As E-Cig Sales Slide, Tobacco Pins Hopes on Marketing

Brands meanwhile, struggle against generic veporizers.

July 18, 2014

NEW YORK – After at least five years of steady growth, sales of the U.S. tobacco industry's most-hyped product since menthol fell for the first time in May and June, according to Ad Age magazine. That's potentially bad news for an industry struggling to offset falling sales of traditional tobacco cigarettes.

It also presents a challenge to Reynolds American Inc., which has agreed to sell the popular Blu e-cig brand as part of its proposed acquisition of Lorillard. The newly merged company would be left to rely on Vuse, an e-cigarette line created by Reynolds that's only now being widely distributed.

After betting on sleek disposable electronic cigarettes, the industry is also grappling with rising competition from generic vaporizers that can be refilled with nicotine liquid of many flavors.

Asked about the sales slowdown after the deal was announced yesterday, Lorillard CEO Murray Kessler said "it's normal for a brand new category to have some sort of ups and downs," according to Ad Age. But he is confident that investments in marketing and technology will re-ignite sales.

Sales of e-cigarettes and refillable vaporizers more than doubled to $1.7 billion in 2013, or 1.7% of a roughly $100 billion market for nicotine products. The first signs of a slip came this year. Ad Age reports that sales of packaged electronic smoking devices fell 2.9% in the four weeks ending May 18 compared with the previous year, according to data from Chicago researcher IRI. Sales slid twice as fast the following month.

In April, the industry got some good news on the e-cigarette front.

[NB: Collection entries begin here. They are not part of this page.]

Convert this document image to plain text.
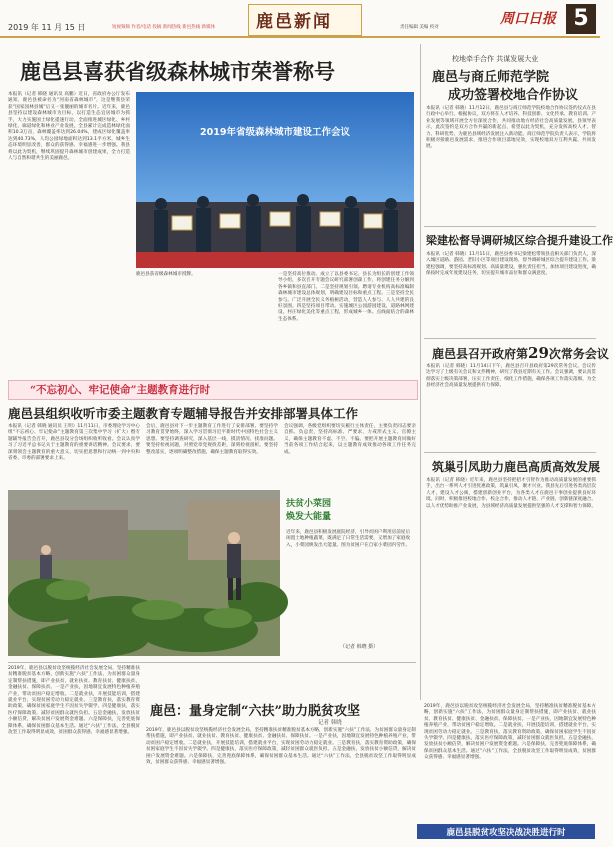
2019 年 11 月 15 日	短视频频 作者/电话 投稿 新闻热线 新邑热线 新媒体 鹿邑新闻	责任编辑 美编 校对
周口日报 5
鹿邑县喜获省级森林城市荣誉称号
本报讯（记者 韩晓 通讯员 高鹏）近日，省政府办公厅发布通知，鹿邑县被命名为“河南省森林城市”，这是继我县荣获“国家园林县城”后又一张靓丽的城市名片。近年来，鹿邑县坚持以建设森林城市为目标，以打造生态宜居城市为抓手，大力实施国土绿化提速行动，全面推进城区绿化、乡村绿化、廊道绿化和林业产业发展。全县累计完成造林绿化面积10.3万亩，森林覆盖率达到26.04%，建成区绿化覆盖率达到40.73%，人均公园绿地面积达到13.1平方米，城乡生态环境明显改善，群众的获得感、幸福感进一步增强。我县将以此为契机，继续巩固提升森林城市创建成果，全力打造人与自然和谐共生的美丽鹿邑。
2019年省级森林城市建设工作会议
鹿邑县获省级森林城市授牌。	一是坚持高位推动。成立了以县委书记、县长为组长的创建工作领导小组，多次召开专题会议研究部署创森工作，将创建任务分解到各乡镇和县直部门。二是坚持规划引领。聘请专业机构高标准编制森林城市建设总体规划，明确建设目标和重点工程。三是坚持全民参与。广泛开展全民义务植树活动，营造人人参与、人人共建的良好氛围。四是坚持项目带动。实施城区公园游园建设、道路林网建设、村庄绿化美化等重点工程，形成城乡一体、点线面结合的森林生态体系。
校地牵手合作 共谋发展大业
鹿邑与商丘师范学院
成功签署校地合作协议
本报讯（记者 韩晓）11月12日，鹿邑县与商丘师范学院校地合作协议签约仪式在县行政中心举行。根据协议，双方将在人才培养、科技创新、文化传承、教育培训、产业发展等领域开展全方位深度合作，共同推动地方经济社会高质量发展。县领导表示，此次签约是双方合作共赢的新起点，希望以此为契机，充分发挥高校人才、智力、科研优势，为鹿邑县域经济发展注入新动能。商丘师范学院负责人表示，学院将积极对接鹿邑发展需求，推进合作项目落地见效，实现校地双方互利共赢、共同发展。
梁建松督导调研城区综合提升建设工作
本报讯（记者 韩晓）11月11日，鹿邑县委书记梁建松带领县直相关部门负责人，深入城区道路、游园、老旧小区等项目建设现场，督导调研城区综合提升建设工作。梁建松强调，要坚持高标准规划、高质量建设，强化责任担当，加快项目建设进度，确保按时完成年度建设任务，切实提升城市品位和群众满意度。
鹿邑县召开政府第29次常务会议
本报讯（记者 韩晓）11月14日下午，鹿邑县召开县政府第29次常务会议。会议传达学习了上级有关会议和文件精神，研究了我县近期有关工作。会议强调，要认真贯彻落实上级决策部署，压实工作责任，细化工作措施，确保各项工作落实落细，为全县经济社会高质量发展提供有力保障。
筑巢引凤助力鹿邑高质高效发展
本报讯（记者 韩晓）近年来，鹿邑县坚持把招才引智作为推动高质量发展的重要抓手，出台一系列人才引进优惠政策，筑巢引凤，聚才兴业。我县先后引进各类高层次人才，建设人才公寓，搭建创新创业平台，为各类人才在鹿邑干事创业提供良好环境。同时，积极推进校地合作、校企合作，推动人才链、产业链、创新链深度融合，以人才优势助推产业发展，为县域经济高质量发展提供坚强的人才支撑和智力保障。
“不忘初心、牢记使命”主题教育进行时
鹿邑县组织收听市委主题教育专题辅导报告并安排部署具体工作
本报讯（记者 韩晓 通讯员 王明）11月11日，市委理论学习中心组“不忘初心、牢记使命”主题教育第三次集中学习（扩大）暨专题辅导报告会召开，鹿邑县设分会场组织收听收看。会议认真学习了习近平总书记关于主题教育的重要讲话精神。会议要求，要深刻领会主题教育的重大意义，切实把思想和行动统一到中央和省委、市委的部署要求上来。
会后，鹿邑县对下一步主题教育工作进行了安排部署。要坚持学习教育贯穿始终，深入学习贯彻习近平新时代中国特色社会主义思想。要坚持调查研究，深入基层一线，摸清情况、找准问题。要坚持检视问题，对照党章党规找差距，深刻检视剖析。要坚持整改落实，逐项明确整改措施，确保主题教育取得实效。
会议强调，各级党组织要切实履行主体责任，主要负责同志要亲自抓、负总责，坚持高标准、严要求，力戒形式主义、官僚主义，确保主题教育不虚、不空、不偏。要把开展主题教育同做好当前各项工作结合起来，以主题教育成效推动各项工作任务完成。
扶贫小菜园
焕发大能量
近年来，鹿邑县积极发展庭院经济，引导贫困户利用房前屋后闲置土地种植蔬菜，既满足了日常生活需要，又增加了家庭收入，小菜园焕发出大能量。图为贫困户在自家小菜园内劳作。
（记者 韩晓 摄）
鹿邑：量身定制“六扶”助力脱贫攻坚
记者 韩晓
2019年，鹿邑县以脱贫攻坚统揽经济社会发展全局，坚持精准扶贫精准脱贫基本方略，创新实施“六扶”工作法，为贫困群众量身定制帮扶措施，即产业扶贫、就业扶贫、教育扶贫、健康扶贫、金融扶贫、保障扶贫。一是产业扶，因地制宜发展特色种植养殖产业，带动贫困户稳定增收。二是就业扶，开展技能培训，搭建就业平台，实现贫困劳动力稳定就业。三是教育扶，落实教育资助政策，确保贫困家庭学生不因贫失学辍学。四是健康扶，落实医疗保障政策，减轻贫困群众就医负担。五是金融扶，发放扶贫小额信贷，解决贫困户发展资金难题。六是保障扶，完善兜底保障体系，确保贫困群众基本生活。通过“六扶”工作法，全县脱贫攻坚工作取得明显成效，贫困群众获得感、幸福感显著增强。	2019年，鹿邑县以脱贫攻坚统揽经济社会发展全局，坚持精准扶贫精准脱贫基本方略，创新实施“六扶”工作法，为贫困群众量身定制帮扶措施，即产业扶贫、就业扶贫、教育扶贫、健康扶贫、金融扶贫、保障扶贫。一是产业扶，因地制宜发展特色种植养殖产业，带动贫困户稳定增收。二是就业扶，开展技能培训，搭建就业平台，实现贫困劳动力稳定就业。三是教育扶，落实教育资助政策，确保贫困家庭学生不因贫失学辍学。四是健康扶，落实医疗保障政策，减轻贫困群众就医负担。五是金融扶，发放扶贫小额信贷，解决贫困户发展资金难题。六是保障扶，完善兜底保障体系，确保贫困群众基本生活。通过“六扶”工作法，全县脱贫攻坚工作取得明显成效，贫困群众获得感、幸福感显著增强。
2019年，鹿邑县以脱贫攻坚统揽经济社会发展全局，坚持精准扶贫精准脱贫基本方略，创新实施“六扶”工作法，为贫困群众量身定制帮扶措施，即产业扶贫、就业扶贫、教育扶贫、健康扶贫、金融扶贫、保障扶贫。一是产业扶，因地制宜发展特色种植养殖产业，带动贫困户稳定增收。二是就业扶，开展技能培训，搭建就业平台，实现贫困劳动力稳定就业。三是教育扶，落实教育资助政策，确保贫困家庭学生不因贫失学辍学。四是健康扶，落实医疗保障政策，减轻贫困群众就医负担。五是金融扶，发放扶贫小额信贷，解决贫困户发展资金难题。六是保障扶，完善兜底保障体系，确保贫困群众基本生活。通过“六扶”工作法，全县脱贫攻坚工作取得明显成效，贫困群众获得感、幸福感显著增强。
鹿邑县脱贫攻坚决战决胜进行时
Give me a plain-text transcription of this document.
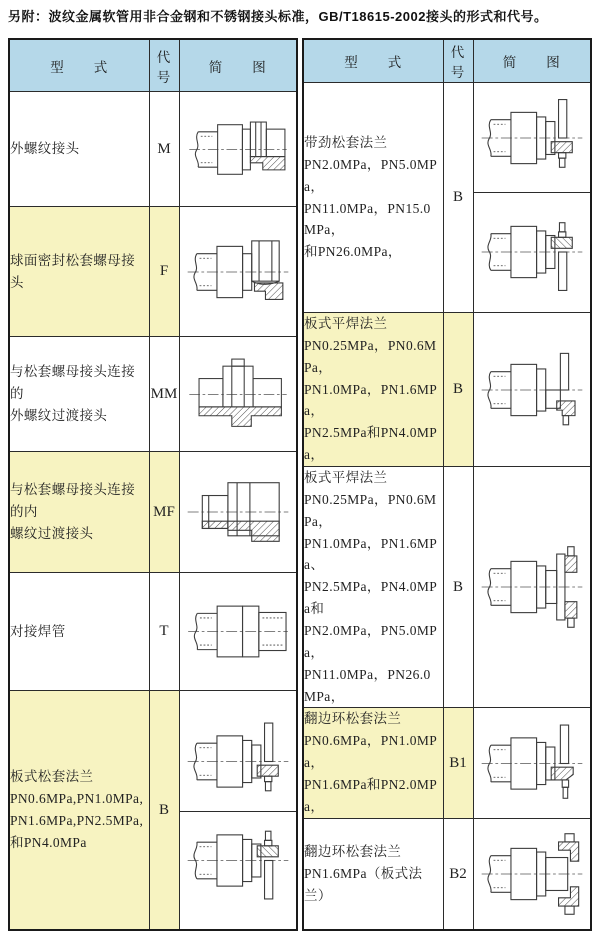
另附：波纹金属软管用非合金钢和不锈钢接头标准，GB/T18615-2002接头的形式和代号。
型　　式	代号	简　　图

外螺纹接头	M	

球面密封松套螺母接头	F	

与松套螺母接头连接的
外螺纹过渡接头	MM	

与松套螺母接头连接的内
螺纹过渡接头	MF	

对接焊管	T	

板式松套法兰
PN0.6MPa,PN1.0MPa,
PN1.6MPa,PN2.5MPa,
和PN4.0MPa	B	
型　　式	代号	简　　图

带劲松套法兰
PN2.0MPa，PN5.0MPa，
PN11.0MPa，PN15.0MPa，
和PN26.0MPa，	B	

板式平焊法兰
PN0.25MPa，PN0.6MPa，
PN1.0MPa，PN1.6MPa，
PN2.5MPa和PN4.0MPa，	B	

板式平焊法兰
PN0.25MPa，PN0.6MPa，
PN1.0MPa，PN1.6MPa、
PN2.5MPa，PN4.0MPa和
PN2.0MPa，PN5.0MPa，
PN11.0MPa，PN26.0MPa，
	B	

翻边环松套法兰
PN0.6MPa，PN1.0MPa，
PN1.6MPa和PN2.0MPa，	B1	

翻边环松套法兰
PN1.6MPa（板式法兰）	B2	
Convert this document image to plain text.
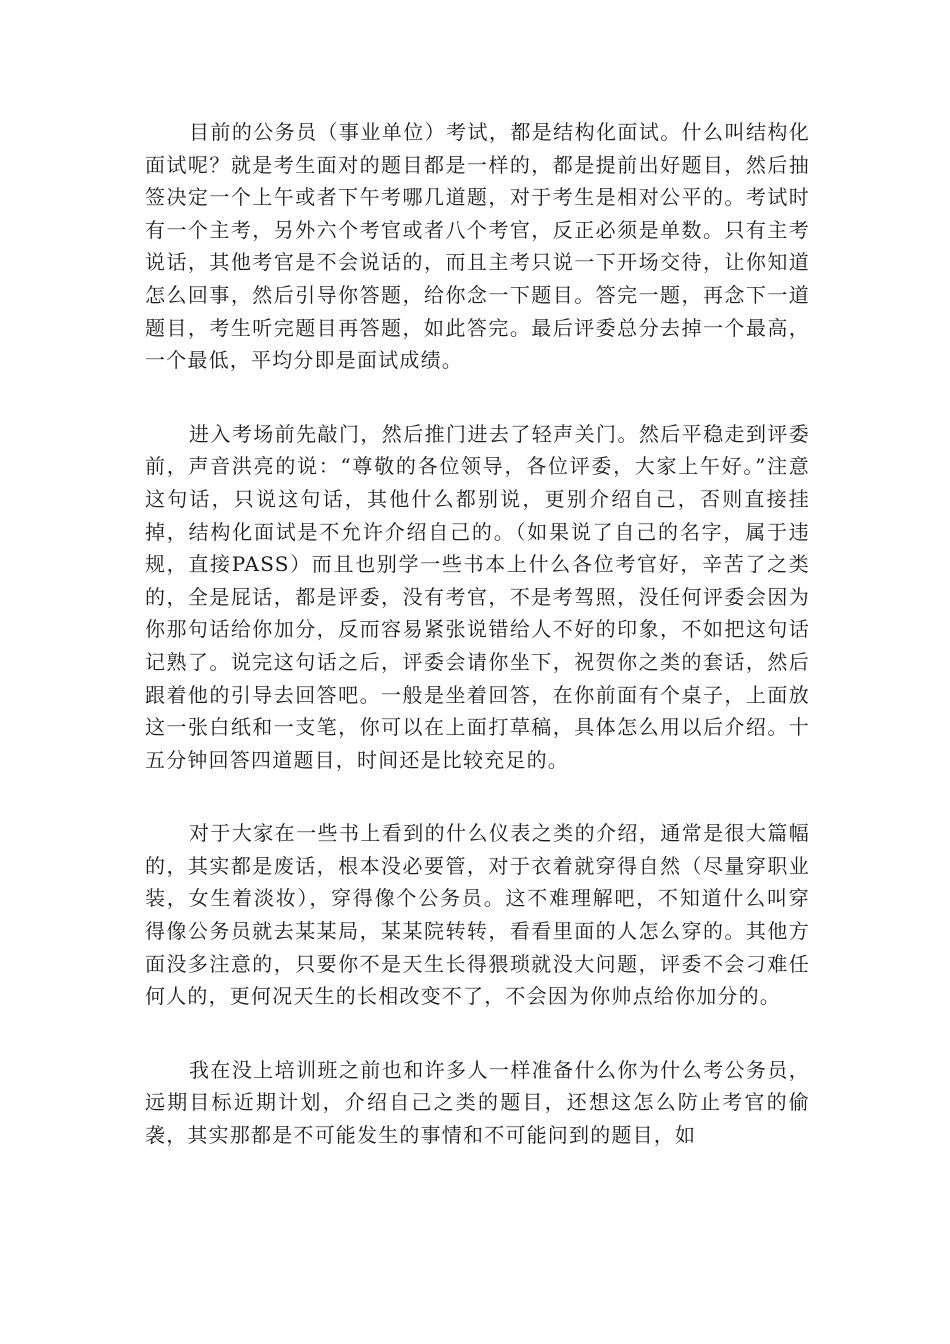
目前的公务员（事业单位）考试，都是结构化面试。什么叫结构化面试呢？就是考生面对的题目都是一样的，都是提前出好题目，然后抽签决定一个上午或者下午考哪几道题，对于考生是相对公平的。考试时有一个主考，另外六个考官或者八个考官，反正必须是单数。只有主考说话，其他考官是不会说话的，而且主考只说一下开场交待，让你知道怎么回事，然后引导你答题，给你念一下题目。答完一题，再念下一道题目，考生听完题目再答题，如此答完。最后评委总分去掉一个最高，一个最低，平均分即是面试成绩。

进入考场前先敲门，然后推门进去了轻声关门。然后平稳走到评委前，声音洪亮的说：“尊敬的各位领导，各位评委，大家上午好。”注意这句话，只说这句话，其他什么都别说，更别介绍自己，否则直接挂掉，结构化面试是不允许介绍自己的。（如果说了自己的名字，属于违规，直接PASS）而且也别学一些书本上什么各位考官好，辛苦了之类的，全是屁话，都是评委，没有考官，不是考驾照，没任何评委会因为你那句话给你加分，反而容易紧张说错给人不好的印象，不如把这句话记熟了。说完这句话之后，评委会请你坐下，祝贺你之类的套话，然后跟着他的引导去回答吧。一般是坐着回答，在你前面有个桌子，上面放这一张白纸和一支笔，你可以在上面打草稿，具体怎么用以后介绍。十五分钟回答四道题目，时间还是比较充足的。

对于大家在一些书上看到的什么仪表之类的介绍，通常是很大篇幅的，其实都是废话，根本没必要管，对于衣着就穿得自然（尽量穿职业装，女生着淡妆），穿得像个公务员。这不难理解吧，不知道什么叫穿得像公务员就去某某局，某某院转转，看看里面的人怎么穿的。其他方面没多注意的，只要你不是天生长得猥琐就没大问题，评委不会刁难任何人的，更何况天生的长相改变不了，不会因为你帅点给你加分的。

我在没上培训班之前也和许多人一样准备什么你为什么考公务员，远期目标近期计划，介绍自己之类的题目，还想这怎么防止考官的偷袭，其实那都是不可能发生的事情和不可能问到的题目，如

While the U.S. Food and Drug Administration said it intended to limit sales of electronic sales to minors, ban free samples and require nicotine addiction warnings, the agency declined to prohibit TV advertising or flavored products.

Yet despite all the celebrities spotted vaping at awards ceremonies and the bullish projections from analysts, e-cig sales growth had already started slowing early this year, according to IRI. Lorillard's own data suggest why. Just 26% of smokers who tried e-cigs came back to vape another, the company said at an analyst conference in June of last year, according to Ad Age. That was up from about 22% two years earlier.

Some consumers have shunned cigarette-like packaged e-cigs for refillable vaporizers that allow users to control nicotine content and flavor with a single pipe-like device. Some versions use a small tank that can be injected with nicotine liquid purchased in bulk.